Are you people covering the much bigger protest that took place the very next day in support of women rights and freedoms or does that protest not support the kind of coverage viennagates like?
We clearly have a face off here between islam and leftism. Interesting.
Tunisians are escaping in droves and risking drowning in the Mediterranian, to import their islamic values. They shoulda stayed home.
I disagree as to their motive. Tunisians are desperate for better economic circumstances. Men have always been willing to risk death in hope of bettering themselves.
Remember the Tunisian man who stayed home and tried to make a go of it?
https://en.wikipedia.org/wiki/Mohamed_Bouazizi
His despairing suicide in the face of government corruption & petty bureaucracy is claimed to have ignited the so-called “Arab Spring”.
I make no case for Islam; it’s a destructive juridical supremacist ideology posing as a religion.

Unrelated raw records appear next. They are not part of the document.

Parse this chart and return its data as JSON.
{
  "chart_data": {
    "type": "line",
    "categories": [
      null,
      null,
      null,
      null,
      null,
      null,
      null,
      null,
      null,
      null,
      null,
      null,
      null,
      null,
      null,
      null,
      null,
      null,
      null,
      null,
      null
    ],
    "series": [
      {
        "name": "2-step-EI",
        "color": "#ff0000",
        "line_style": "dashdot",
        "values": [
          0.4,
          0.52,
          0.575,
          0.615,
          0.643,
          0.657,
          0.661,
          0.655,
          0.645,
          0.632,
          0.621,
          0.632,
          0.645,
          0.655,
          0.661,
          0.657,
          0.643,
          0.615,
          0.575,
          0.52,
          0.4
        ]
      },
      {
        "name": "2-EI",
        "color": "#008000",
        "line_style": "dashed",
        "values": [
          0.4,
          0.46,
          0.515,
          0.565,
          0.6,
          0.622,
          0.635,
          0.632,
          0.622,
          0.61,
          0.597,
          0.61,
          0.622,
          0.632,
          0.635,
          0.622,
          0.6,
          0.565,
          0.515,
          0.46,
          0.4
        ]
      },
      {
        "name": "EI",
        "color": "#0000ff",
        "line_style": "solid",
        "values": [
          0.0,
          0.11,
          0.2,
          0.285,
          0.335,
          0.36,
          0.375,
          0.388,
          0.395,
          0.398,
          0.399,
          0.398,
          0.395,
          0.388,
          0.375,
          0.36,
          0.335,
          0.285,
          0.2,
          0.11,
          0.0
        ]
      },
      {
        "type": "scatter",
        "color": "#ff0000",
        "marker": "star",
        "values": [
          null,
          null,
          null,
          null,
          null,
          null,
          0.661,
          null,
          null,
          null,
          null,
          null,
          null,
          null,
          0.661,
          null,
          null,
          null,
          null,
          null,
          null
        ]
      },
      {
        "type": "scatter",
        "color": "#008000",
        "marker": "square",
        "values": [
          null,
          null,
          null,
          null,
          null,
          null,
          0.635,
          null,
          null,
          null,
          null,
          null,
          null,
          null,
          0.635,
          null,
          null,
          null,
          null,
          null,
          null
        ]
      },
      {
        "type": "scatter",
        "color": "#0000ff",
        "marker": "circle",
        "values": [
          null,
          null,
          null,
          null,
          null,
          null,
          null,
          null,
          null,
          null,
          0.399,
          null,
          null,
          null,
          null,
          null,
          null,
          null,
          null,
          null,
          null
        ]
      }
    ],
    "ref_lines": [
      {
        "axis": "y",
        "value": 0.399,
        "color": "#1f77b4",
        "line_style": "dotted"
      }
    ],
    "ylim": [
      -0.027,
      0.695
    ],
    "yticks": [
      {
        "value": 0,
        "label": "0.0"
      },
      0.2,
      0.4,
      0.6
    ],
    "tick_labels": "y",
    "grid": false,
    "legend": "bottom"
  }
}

The basic problem for the rest of us is that individual Muslims flee their corrupt countries where the idea of public or private charity is unknown – unless it’s money for jihad.
However, life for the average stall-holder who wants to make enough to get by, to marry, is pitiable indeed. Unless Western governments find ways to support these people in their own territory, they will risk life and limb to get out of the hell-holes in which they live and invade where we live. And they won’t be nice about it. No one in a Muslim-majority country succeeds by being “nice”. That’s for Quakers.